|
Page 2 of 3
Number of I/O Servers
A common architectural question is how many I/O servers to use and whether
to utilize all the spare space on the compute nodes for PVFS (i.e. use
the compute nodes as I/O servers). Answering this question is very
difficult due to the myriad of options available. However,
there have been a few studies to try to provide some insight into this
issue. Three of the major studies were by Kent Milfeld, et al at the
Texas Advanced Computing Center (TACC),
Jens Mache, et. al., at
Lewis & Clark College, and
Monica Kashyap,
et al at Dell Computers.
In 2001, Dr. Mache and his associates used PVFS1 to get high
performance disk access from a PC cluster using IDE disks. Their goal
was to break the 1 GB/sec I/O barrier that ASCII Red had broken at a
cost of $1 million. Dr. Mache used 32 AMD Athlon 1.2 GHz nodes connected
with Gigabit Ethernet (GigE). Each node had two IDE disks that were
configured with software RAID-0 (striping). They experimented with varying
the number of client nodes and the number of I/O servers on a small 8
node system while running a ray tracing program to compute a number
of frames of a simple scene. The best configuration consisted of 2
I/O servers and 6 clients. However, when all 8 nodes were made both
clients and I/O servers, the overall completion time was 1.264 times
better than the 2 I/O server/6 client configuration even considering
that the nodes were computing as well as functioning as I/O servers.
Next, Dr. Mache and his team setup all 32 nodes as both clients and I/O
servers. They then ran a code that was a variation of a read/write test
program that comes with PVFS1. The code writes and then reads blocks
of integer data to and from a PVFS1 file. Each node adds 96 MB (Megabytes)

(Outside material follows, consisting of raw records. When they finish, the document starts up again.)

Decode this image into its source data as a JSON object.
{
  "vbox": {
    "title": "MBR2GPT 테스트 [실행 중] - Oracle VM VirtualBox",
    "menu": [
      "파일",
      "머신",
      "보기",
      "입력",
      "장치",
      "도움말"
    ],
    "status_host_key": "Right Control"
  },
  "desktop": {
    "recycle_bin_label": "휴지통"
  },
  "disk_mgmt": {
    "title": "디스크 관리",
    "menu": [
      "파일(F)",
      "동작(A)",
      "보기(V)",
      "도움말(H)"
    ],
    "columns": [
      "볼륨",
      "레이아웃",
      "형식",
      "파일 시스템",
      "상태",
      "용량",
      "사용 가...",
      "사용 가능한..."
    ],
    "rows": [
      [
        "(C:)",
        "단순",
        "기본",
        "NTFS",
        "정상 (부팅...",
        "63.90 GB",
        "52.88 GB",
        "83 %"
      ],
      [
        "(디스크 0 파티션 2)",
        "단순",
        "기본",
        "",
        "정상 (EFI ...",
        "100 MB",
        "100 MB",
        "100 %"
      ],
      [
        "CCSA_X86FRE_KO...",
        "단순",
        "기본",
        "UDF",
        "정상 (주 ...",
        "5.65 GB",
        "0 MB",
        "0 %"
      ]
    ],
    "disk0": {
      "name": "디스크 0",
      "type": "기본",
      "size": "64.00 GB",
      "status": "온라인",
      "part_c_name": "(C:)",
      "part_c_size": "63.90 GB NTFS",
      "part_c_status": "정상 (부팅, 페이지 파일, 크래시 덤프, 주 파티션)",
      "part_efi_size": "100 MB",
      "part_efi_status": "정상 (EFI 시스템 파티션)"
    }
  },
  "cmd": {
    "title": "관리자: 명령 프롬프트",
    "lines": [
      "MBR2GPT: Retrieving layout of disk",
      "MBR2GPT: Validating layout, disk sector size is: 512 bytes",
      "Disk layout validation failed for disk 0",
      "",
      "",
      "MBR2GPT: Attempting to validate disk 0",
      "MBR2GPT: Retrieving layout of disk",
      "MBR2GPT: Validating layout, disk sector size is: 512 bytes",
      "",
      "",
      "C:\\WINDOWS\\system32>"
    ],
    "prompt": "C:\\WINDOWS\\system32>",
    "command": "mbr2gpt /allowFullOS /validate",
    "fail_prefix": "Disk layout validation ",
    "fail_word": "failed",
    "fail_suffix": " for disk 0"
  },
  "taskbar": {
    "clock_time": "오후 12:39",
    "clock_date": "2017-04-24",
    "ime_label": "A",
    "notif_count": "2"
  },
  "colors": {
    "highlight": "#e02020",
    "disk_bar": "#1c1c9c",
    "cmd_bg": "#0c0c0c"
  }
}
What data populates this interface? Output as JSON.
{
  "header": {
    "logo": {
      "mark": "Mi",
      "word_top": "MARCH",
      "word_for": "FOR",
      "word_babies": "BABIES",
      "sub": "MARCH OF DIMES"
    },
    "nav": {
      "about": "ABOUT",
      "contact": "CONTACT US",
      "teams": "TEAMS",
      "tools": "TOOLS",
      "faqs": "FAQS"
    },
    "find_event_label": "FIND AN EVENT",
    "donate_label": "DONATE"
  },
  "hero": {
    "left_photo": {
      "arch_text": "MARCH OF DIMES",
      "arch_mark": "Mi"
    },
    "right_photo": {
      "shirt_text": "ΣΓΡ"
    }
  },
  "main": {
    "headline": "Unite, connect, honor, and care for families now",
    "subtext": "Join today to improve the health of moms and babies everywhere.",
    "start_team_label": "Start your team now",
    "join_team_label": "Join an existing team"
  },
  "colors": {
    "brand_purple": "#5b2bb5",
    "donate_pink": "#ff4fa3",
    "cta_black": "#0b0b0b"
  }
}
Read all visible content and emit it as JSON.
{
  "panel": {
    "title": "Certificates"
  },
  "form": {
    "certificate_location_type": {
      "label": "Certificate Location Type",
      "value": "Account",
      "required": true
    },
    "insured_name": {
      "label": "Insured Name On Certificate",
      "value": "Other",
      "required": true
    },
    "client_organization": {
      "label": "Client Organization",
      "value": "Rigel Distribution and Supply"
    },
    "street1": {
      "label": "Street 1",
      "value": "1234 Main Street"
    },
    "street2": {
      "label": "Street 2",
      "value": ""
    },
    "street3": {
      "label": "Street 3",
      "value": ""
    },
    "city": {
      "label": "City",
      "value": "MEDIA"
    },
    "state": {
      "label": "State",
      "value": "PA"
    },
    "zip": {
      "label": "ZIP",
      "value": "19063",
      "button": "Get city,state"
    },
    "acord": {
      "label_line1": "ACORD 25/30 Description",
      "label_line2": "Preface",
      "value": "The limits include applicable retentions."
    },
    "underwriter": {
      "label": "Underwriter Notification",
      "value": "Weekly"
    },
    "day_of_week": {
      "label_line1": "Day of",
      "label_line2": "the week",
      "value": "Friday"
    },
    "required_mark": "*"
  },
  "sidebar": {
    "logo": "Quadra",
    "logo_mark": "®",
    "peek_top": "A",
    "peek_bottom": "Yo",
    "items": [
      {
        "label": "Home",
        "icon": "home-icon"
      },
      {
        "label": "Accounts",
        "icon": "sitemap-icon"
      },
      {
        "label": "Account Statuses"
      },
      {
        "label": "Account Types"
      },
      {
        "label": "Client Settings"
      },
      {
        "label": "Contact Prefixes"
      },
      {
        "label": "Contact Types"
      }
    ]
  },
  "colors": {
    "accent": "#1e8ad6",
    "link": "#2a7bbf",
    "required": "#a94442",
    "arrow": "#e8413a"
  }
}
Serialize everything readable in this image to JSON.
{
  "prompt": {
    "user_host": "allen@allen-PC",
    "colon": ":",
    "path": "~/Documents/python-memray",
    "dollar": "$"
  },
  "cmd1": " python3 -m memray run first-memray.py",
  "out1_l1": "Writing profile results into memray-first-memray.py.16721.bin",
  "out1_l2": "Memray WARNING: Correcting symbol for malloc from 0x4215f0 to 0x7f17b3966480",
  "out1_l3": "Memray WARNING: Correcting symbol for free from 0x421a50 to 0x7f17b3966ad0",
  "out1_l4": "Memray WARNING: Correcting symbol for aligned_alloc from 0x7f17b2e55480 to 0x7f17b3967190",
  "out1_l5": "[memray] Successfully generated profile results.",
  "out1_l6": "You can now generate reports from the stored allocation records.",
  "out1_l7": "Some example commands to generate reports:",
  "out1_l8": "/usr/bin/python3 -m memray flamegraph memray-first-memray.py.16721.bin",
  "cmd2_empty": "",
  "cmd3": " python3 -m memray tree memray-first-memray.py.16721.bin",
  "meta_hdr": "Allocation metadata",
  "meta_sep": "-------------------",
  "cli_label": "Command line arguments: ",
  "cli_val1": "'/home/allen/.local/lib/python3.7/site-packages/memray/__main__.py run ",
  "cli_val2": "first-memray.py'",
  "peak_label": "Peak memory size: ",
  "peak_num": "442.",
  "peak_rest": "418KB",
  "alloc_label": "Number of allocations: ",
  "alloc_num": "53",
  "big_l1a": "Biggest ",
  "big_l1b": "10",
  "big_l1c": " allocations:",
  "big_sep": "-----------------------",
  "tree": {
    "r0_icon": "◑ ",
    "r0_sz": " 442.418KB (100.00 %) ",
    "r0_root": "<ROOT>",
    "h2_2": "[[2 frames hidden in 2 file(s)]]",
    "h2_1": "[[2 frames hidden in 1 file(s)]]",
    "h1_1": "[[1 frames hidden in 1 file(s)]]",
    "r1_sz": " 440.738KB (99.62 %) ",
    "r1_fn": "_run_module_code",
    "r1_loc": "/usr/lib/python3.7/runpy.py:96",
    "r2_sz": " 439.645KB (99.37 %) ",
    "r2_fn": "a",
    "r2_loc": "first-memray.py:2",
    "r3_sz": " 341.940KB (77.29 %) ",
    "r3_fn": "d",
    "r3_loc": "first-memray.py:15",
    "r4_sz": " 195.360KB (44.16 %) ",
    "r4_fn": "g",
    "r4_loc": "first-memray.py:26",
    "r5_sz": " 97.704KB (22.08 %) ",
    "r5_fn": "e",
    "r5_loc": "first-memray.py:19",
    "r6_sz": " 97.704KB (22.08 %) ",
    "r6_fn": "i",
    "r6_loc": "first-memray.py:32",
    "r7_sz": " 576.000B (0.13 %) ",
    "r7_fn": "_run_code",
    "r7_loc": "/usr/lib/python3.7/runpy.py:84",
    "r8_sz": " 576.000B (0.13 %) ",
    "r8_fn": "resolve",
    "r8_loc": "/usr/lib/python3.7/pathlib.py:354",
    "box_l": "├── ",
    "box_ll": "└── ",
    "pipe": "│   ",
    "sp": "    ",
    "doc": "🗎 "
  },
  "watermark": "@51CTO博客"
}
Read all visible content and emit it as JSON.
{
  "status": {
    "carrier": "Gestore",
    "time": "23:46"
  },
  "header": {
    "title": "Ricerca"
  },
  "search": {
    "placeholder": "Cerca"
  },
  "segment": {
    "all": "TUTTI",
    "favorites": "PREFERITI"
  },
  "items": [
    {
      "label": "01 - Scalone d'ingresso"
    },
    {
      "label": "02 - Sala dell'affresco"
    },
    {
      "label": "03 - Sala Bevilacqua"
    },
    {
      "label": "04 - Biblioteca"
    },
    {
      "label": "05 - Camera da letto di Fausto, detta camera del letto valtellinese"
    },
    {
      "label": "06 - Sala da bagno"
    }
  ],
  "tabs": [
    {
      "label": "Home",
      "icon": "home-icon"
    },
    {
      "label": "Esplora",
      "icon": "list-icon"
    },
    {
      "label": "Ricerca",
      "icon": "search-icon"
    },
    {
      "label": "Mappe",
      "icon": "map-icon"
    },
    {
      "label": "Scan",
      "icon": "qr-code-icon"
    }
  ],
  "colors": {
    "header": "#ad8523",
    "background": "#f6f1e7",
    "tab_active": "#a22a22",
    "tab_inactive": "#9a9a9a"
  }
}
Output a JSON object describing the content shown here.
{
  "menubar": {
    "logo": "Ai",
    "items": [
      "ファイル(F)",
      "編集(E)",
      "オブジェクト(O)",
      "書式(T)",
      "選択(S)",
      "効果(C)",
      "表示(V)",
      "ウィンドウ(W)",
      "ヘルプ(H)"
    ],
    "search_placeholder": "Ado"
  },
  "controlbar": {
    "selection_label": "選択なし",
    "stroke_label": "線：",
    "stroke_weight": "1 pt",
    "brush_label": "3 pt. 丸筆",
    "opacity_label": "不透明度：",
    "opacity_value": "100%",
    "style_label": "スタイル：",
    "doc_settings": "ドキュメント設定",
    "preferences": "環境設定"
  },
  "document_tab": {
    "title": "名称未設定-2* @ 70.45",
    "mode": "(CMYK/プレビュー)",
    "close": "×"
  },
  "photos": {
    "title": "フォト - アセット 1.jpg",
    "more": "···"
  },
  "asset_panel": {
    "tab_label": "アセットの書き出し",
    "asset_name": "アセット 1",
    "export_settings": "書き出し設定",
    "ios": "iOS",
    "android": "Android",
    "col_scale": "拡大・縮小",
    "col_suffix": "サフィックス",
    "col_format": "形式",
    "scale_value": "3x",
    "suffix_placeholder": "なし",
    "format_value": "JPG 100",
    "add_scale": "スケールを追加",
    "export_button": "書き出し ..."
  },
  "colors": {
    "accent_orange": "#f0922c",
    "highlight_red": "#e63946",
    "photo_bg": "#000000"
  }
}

to the global file that has a total of (96*n) MB, where n is the
number of nodes used. They found that after 25 overlapping nodes they
achieved at least 1 GB/sec in read performance and after 29 nodes
they achieved at least 1 GB/sec in write performance.
The cost comparison is even more interesting. ASCII Red spent about
$1 million at the time to achieve 1 GB/sec I/O throughput. Dr. Mache
spent about $7,200. They beat the I/O price/performance by over a
factor of 100!
Kent Milfeld and his associates at TACC have examined PVFS1 performance
in a cluster with a simple read/write code and a simulated workload
code. The first study focused on 16 Intel PIII/1 GHz single CPU nodes
connected with Fast Ethernet. They varied the number of nodes that were
assigned as I/O servers with the remaining number of nodes assigned as
clients with the sum of the two always 16. They found that 8 I/O servers
and 8 clients gave the best performance for the simple read/write test
code. They also found that the Fast Ethernet network handicapped the
throughput of PVFS1.
A second system with 32 nodes of dual PIII/1 GHz connected with
Myrinet 2000 was also tested.
In these tests, they allowed one of
the two CPUs to be used as a client and one to be used for an I/O
server. They found that splitting the functions on a dual CPU system
produced higher throughput than using dedicated nodes. The most
likely reason is that a portion of the I/O was local to the nodes.
They also found that an equal number of clients to I/O servers
produced the best performance. This result is basically the same
overlapped node configuration of Dr. Mache.
Monica Kashyap, et al at Dell Computers performed a similar study.
They used 40 Dell 2650 nodes with dual 2.4 GHz Intel Xeon processors
connected with Myrinet. Up to
24 nodes were used as compute nodes
and up to 16 nodes as I/O servers. Each I/O server had five 33.6 GB SCSI
drives. They used a test code from
ROMIO, called perf,
that performs
concurrent read/write operations to the same file. They examined two
type of write access, those without file synchronization and those
with file synchronization (MPI_File_sync) and two types of read
access, without file synchronization, and read access after file
synchronization.
In general, they found without synchronization they could achieve
very high levels of throughput for write operations. Interestingly,
for a small number of I/O servers, you could rapidly increase the
number of clients from 4 to 24 without too much impact on the
overall throughput. Including synchronization ensures that the data
is on the disk before returning from the function call and as
expected impacted the throughput. However, the general observation
of a small number of I/O servers being somewhat insensitive to the
number of clients, up the number tested, was still true. The file
read access testing exhibited the same trends as the write performance.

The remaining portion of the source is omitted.